Work performed in a joint study by Victoria University (ISEAL), The Australian Institute of Sport and Tennis Australia’s Sport Science and Medicine Unit has initialy focused on the male game, largely because of the greater volume of data currently available.
Ranking progression of tennis athletes is incredibly variable, particularly in their early career. For instance, Rafael Nadal and Jo-Wilfred Tsonga achieved ranks of approximately 50 and 800 respectively by the end of their second full year on the ATP tour, yet both still managed to reach the top ten.
This variation makes life difficult when attempting to predict future success, but analysis shows that the top ten cohort are the most easily distinguishable group of players.
Of the top-ten-ranked male players at the end of 2012, seven had achieved a rank inside the top 50 in their third full year on tour.
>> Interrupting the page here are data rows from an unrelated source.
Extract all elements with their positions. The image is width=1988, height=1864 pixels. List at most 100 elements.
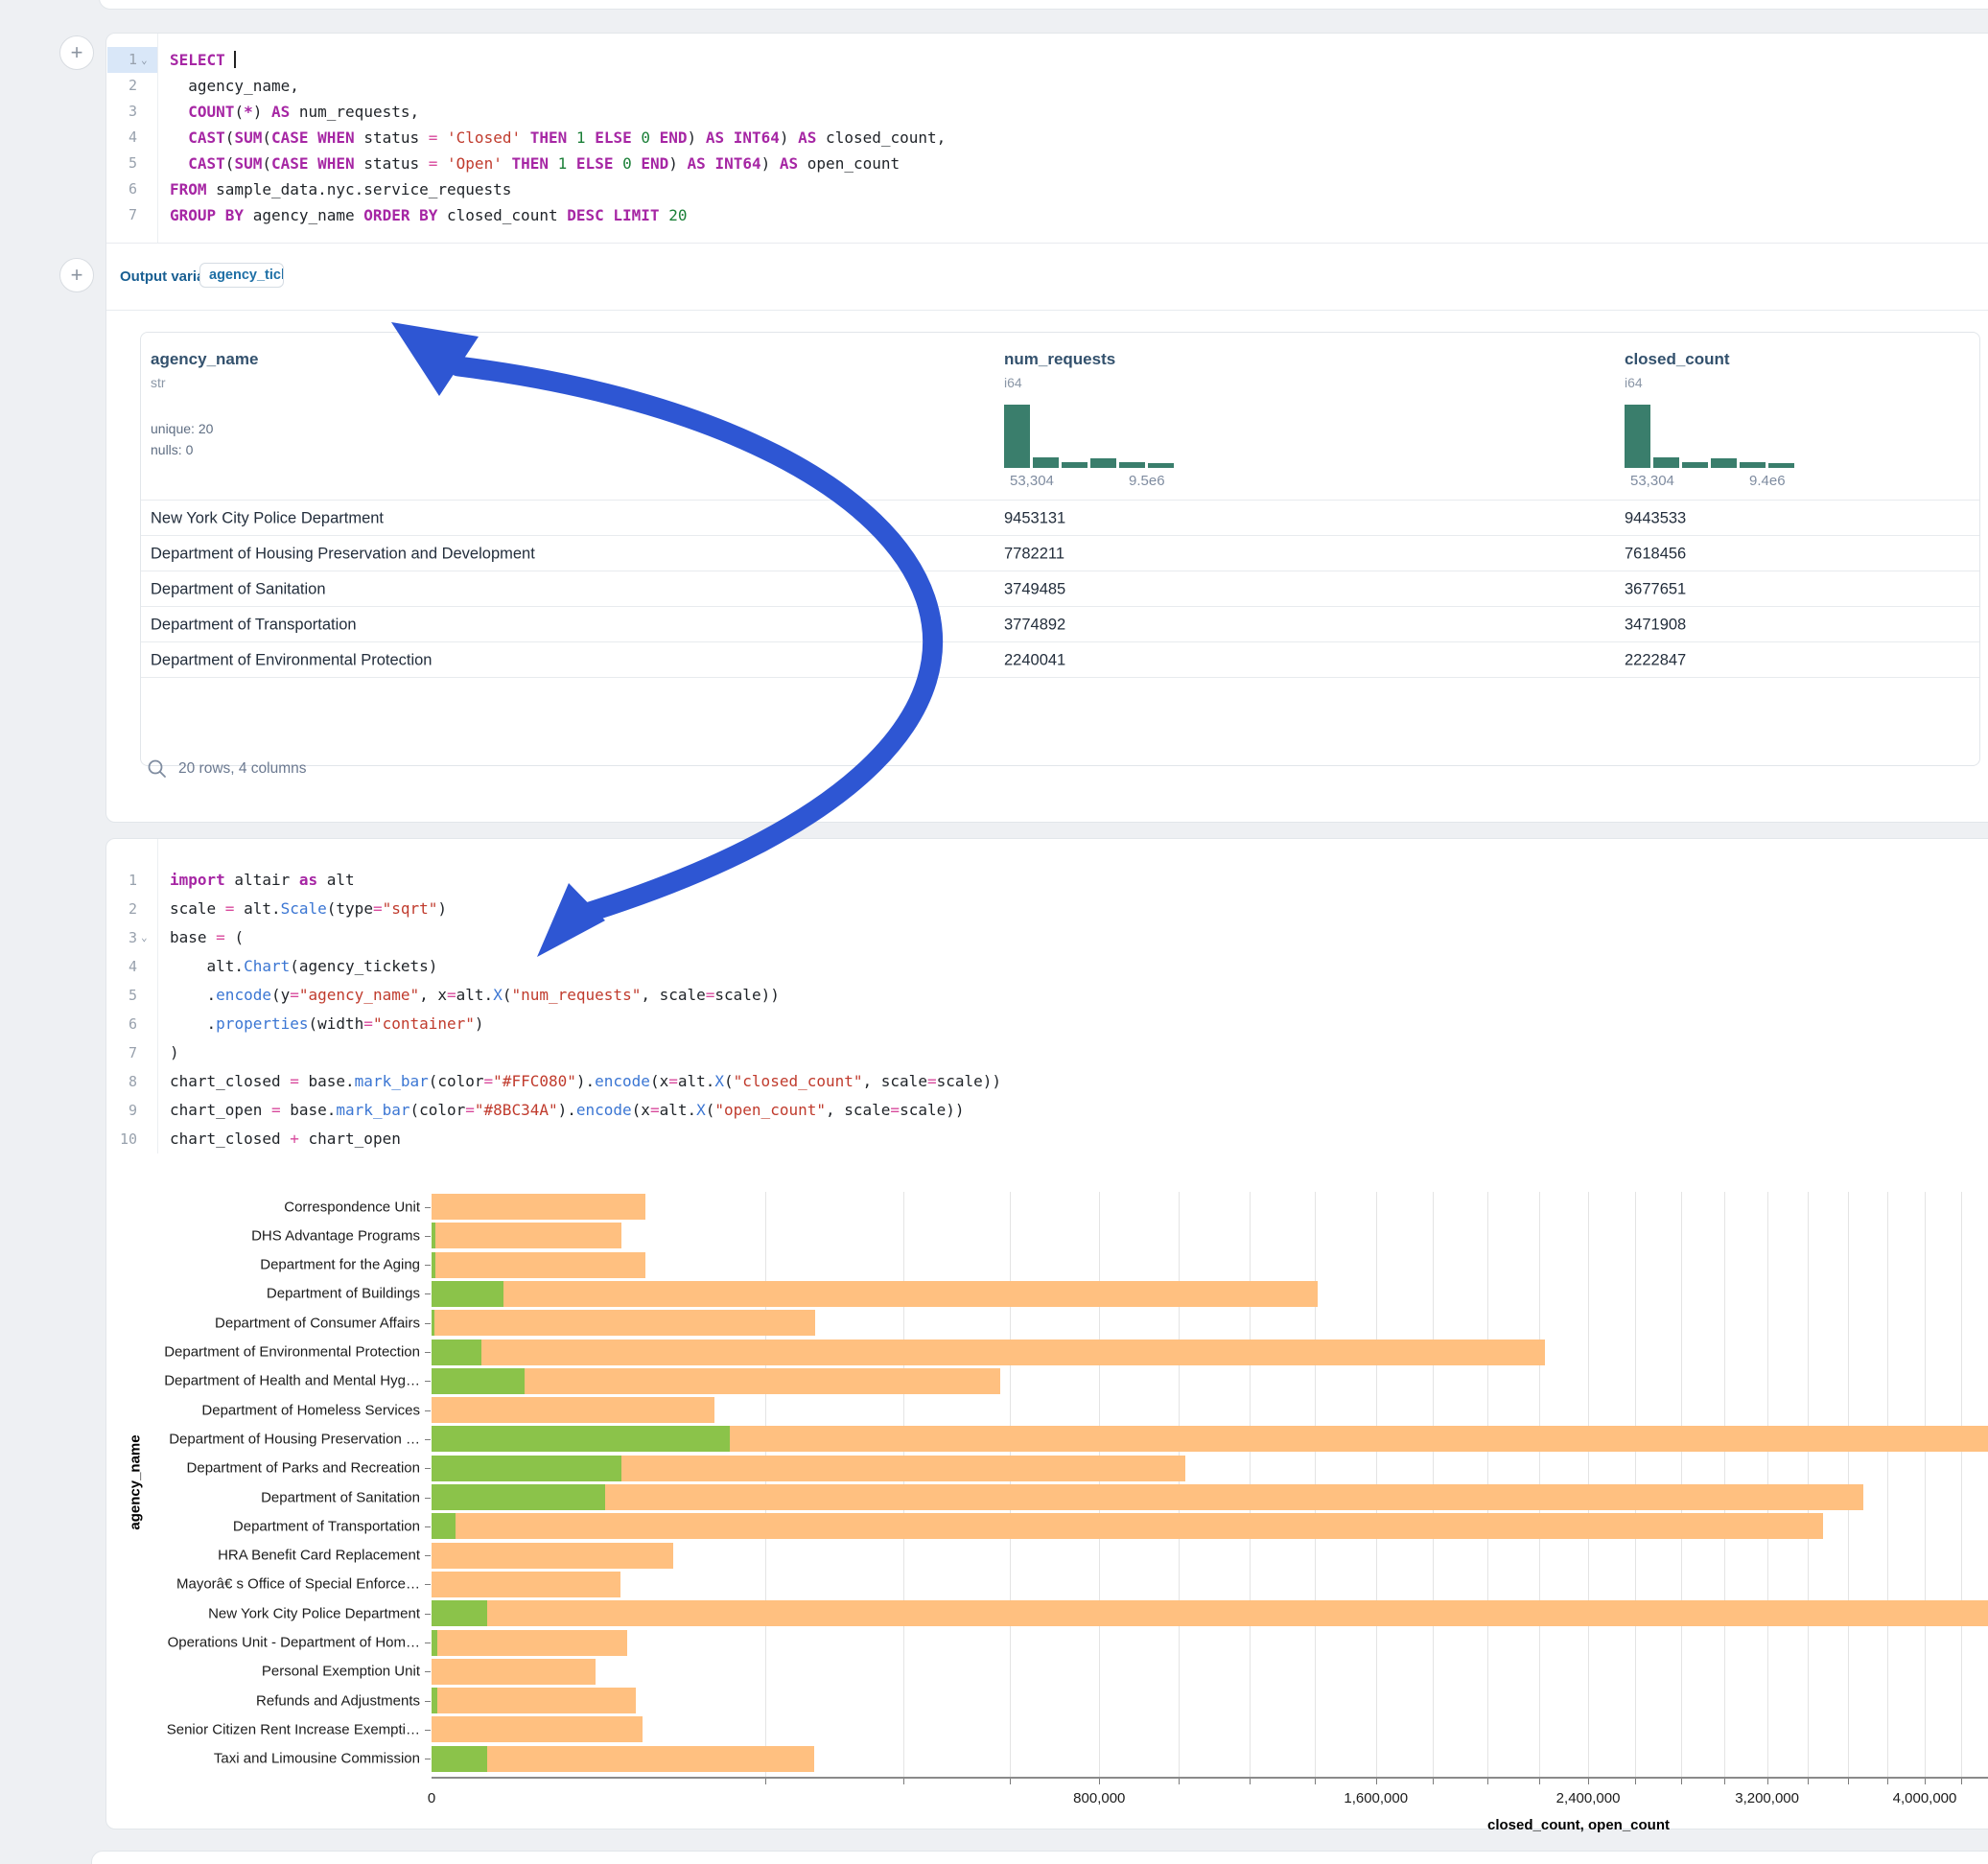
search-icon[interactable] [147,758,168,780]
cell-agency-name: Department of Sanitation [151,580,326,598]
y-axis-label: Mayorâ€ s Office of Special Enforce… [106,1576,420,1593]
closed-count-bar[interactable] [432,1397,714,1423]
code-line[interactable]: 7GROUP BY agency_name ORDER BY closed_co… [106,202,1988,228]
closed-count-bar[interactable] [432,1572,620,1597]
open-count-bar[interactable] [432,1484,605,1510]
open-count-bar[interactable] [432,1426,730,1452]
result-table[interactable]: agency_namestrunique: 20nulls: 0num_requ… [140,332,1980,766]
code-line[interactable]: 3⌄base = ( [106,923,1988,952]
code-line[interactable]: 3 COUNT(*) AS num_requests, [106,99,1988,125]
code-line[interactable]: 4 alt.Chart(agency_tickets) [106,952,1988,981]
closed-count-bar[interactable] [432,1543,673,1569]
line-number: 5 [106,981,137,1010]
line-number: 7 [106,202,137,228]
histogram-max-label: 9.4e6 [1749,473,1786,489]
table-row[interactable]: New York City Police Department945313194… [141,500,1979,536]
chart-band [432,1688,1988,1713]
code-line[interactable]: 10chart_closed + chart_open [106,1125,1988,1153]
closed-count-bar[interactable] [432,1716,643,1742]
y-axis-label: Department of Health and Mental Hyg… [106,1373,420,1389]
closed-count-bar[interactable] [432,1484,1863,1510]
code-line[interactable]: 6FROM sample_data.nyc.service_requests [106,176,1988,202]
closed-count-bar[interactable] [432,1340,1545,1365]
closed-count-bar[interactable] [432,1746,814,1772]
open-count-bar[interactable] [432,1310,434,1336]
open-count-bar[interactable] [432,1630,437,1656]
code-line[interactable]: 1import altair as alt [106,866,1988,895]
line-number: 10 [106,1125,137,1153]
table-row[interactable]: Department of Sanitation37494853677651 [141,571,1979,607]
column-header[interactable]: closed_count [1625,350,1730,369]
column-header[interactable]: agency_name [151,350,258,369]
closed-count-bar[interactable] [432,1281,1318,1307]
y-axis-label: Senior Citizen Rent Increase Exempti… [106,1721,420,1737]
output-variable-pill[interactable]: agency_tickets [199,263,284,288]
chart-band [432,1659,1988,1685]
closed-count-bar[interactable] [432,1688,636,1713]
open-count-bar[interactable] [432,1688,437,1713]
open-count-bar[interactable] [432,1513,456,1539]
column-stat: nulls: 0 [151,442,193,457]
closed-count-bar[interactable] [432,1659,596,1685]
code-line[interactable]: 5 .encode(y="agency_name", x=alt.X("num_… [106,981,1988,1010]
cell-value: 7782211 [1004,545,1064,563]
fold-chevron-icon[interactable]: ⌄ [141,923,148,952]
closed-count-bar[interactable] [432,1252,645,1278]
code-line[interactable]: 2scale = alt.Scale(type="sqrt") [106,895,1988,923]
x-axis-tick-label: 4,000,000 [1893,1790,1957,1806]
code-line[interactable]: 5 CAST(SUM(CASE WHEN status = 'Open' THE… [106,151,1988,176]
cell-value: 3471908 [1625,616,1686,634]
cell-agency-name: Department of Housing Preservation and D… [151,545,535,563]
code-line[interactable]: 2 agency_name, [106,73,1988,99]
chart-band [432,1572,1988,1597]
x-axis-tick-label: 0 [428,1790,435,1806]
line-number: 3 [106,99,137,125]
table-row[interactable]: Department of Transportation377489234719… [141,606,1979,642]
open-count-bar[interactable] [432,1223,435,1248]
code-line[interactable]: 1⌄SELECT [106,47,1988,73]
closed-count-bar[interactable] [432,1600,1988,1626]
open-count-bar[interactable] [432,1281,503,1307]
line-number: 1 [106,47,137,73]
chart-band [432,1281,1988,1307]
open-count-bar[interactable] [432,1252,435,1278]
open-count-bar[interactable] [432,1600,487,1626]
closed-count-bar[interactable] [432,1513,1823,1539]
open-count-bar[interactable] [432,1746,487,1772]
x-axis-tick-label: 3,200,000 [1735,1790,1799,1806]
table-row[interactable]: Department of Housing Preservation and D… [141,535,1979,571]
python-editor[interactable]: 1import altair as alt2scale = alt.Scale(… [106,866,1988,1153]
line-number: 9 [106,1096,137,1125]
cell-agency-name: Department of Transportation [151,616,357,634]
code-text: CAST(SUM(CASE WHEN status = 'Open' THEN … [170,151,900,176]
open-count-bar[interactable] [432,1456,621,1481]
y-axis-label: New York City Police Department [106,1605,420,1621]
chart-band [432,1340,1988,1365]
y-axis-label: Operations Unit - Department of Hom… [106,1635,420,1651]
altair-chart: Correspondence UnitDHS Advantage Program… [106,1178,1988,1830]
chart-band [432,1456,1988,1481]
code-line[interactable]: 8chart_closed = base.mark_bar(color="#FF… [106,1067,1988,1096]
closed-count-bar[interactable] [432,1223,621,1248]
code-line[interactable]: 4 CAST(SUM(CASE WHEN status = 'Closed' T… [106,125,1988,151]
y-axis-label: Department of Parks and Recreation [106,1460,420,1477]
closed-count-bar[interactable] [432,1630,627,1656]
table-row[interactable]: Department of Environmental Protection22… [141,641,1979,678]
closed-count-bar[interactable] [432,1310,815,1336]
next-cell-remnant [91,1851,1988,1864]
code-line[interactable]: 9chart_open = base.mark_bar(color="#8BC3… [106,1096,1988,1125]
code-line[interactable]: 7) [106,1038,1988,1067]
open-count-bar[interactable] [432,1340,481,1365]
y-axis-label: Department for the Aging [106,1257,420,1273]
y-axis-label: Refunds and Adjustments [106,1692,420,1709]
sql-editor[interactable]: 1⌄SELECT 2 agency_name,3 COUNT(*) AS num… [106,47,1988,262]
column-header[interactable]: num_requests [1004,350,1115,369]
code-line[interactable]: 6 .properties(width="container") [106,1010,1988,1038]
y-axis-title: agency_name [128,1434,144,1529]
open-count-bar[interactable] [432,1368,525,1394]
fold-chevron-icon[interactable]: ⌄ [141,47,148,73]
closed-count-bar[interactable] [432,1194,645,1220]
add-cell-button[interactable]: + [59,35,94,70]
x-axis-line [432,1777,1988,1779]
add-cell-button[interactable]: + [59,258,94,292]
Most of these athletes were of sufficient quality to achieve an ATP ranking at a very early age (generally 16 or 17 years old), and thus these high ranks are also achieved at very early ages.
After their sixth full year on tour, eight of these athletes had actually achieved a top ten ranking.
This type of information can be used to track and compare the progression of athletes. For instance, Bernard Tomic was ranked inside the top 50 during his third full year on tour, setting him on a path that is somewhat indicative of a top ten ranking ascent.
But it’s important to remember that Tomic remains seven years younger than the current average age of the top ten – 26.9 years old – and it could be argued that he has time on his side. What is certain is that athletes follow highly variable trajectories before reaching their prime.
Distinguishing top 100 athletes from those who will not reach that milestone is much more difficult. It involves much more complex analysis since the path these athletes take are much less obvious at early ages.
The discipline of sports data science is still very much in its infancy. In the future we hope to be able to predict, with greater certainty, just how well players will progress. By doing so, we’ll be able to ensure Aussie sporting talent doesn’t go to waste.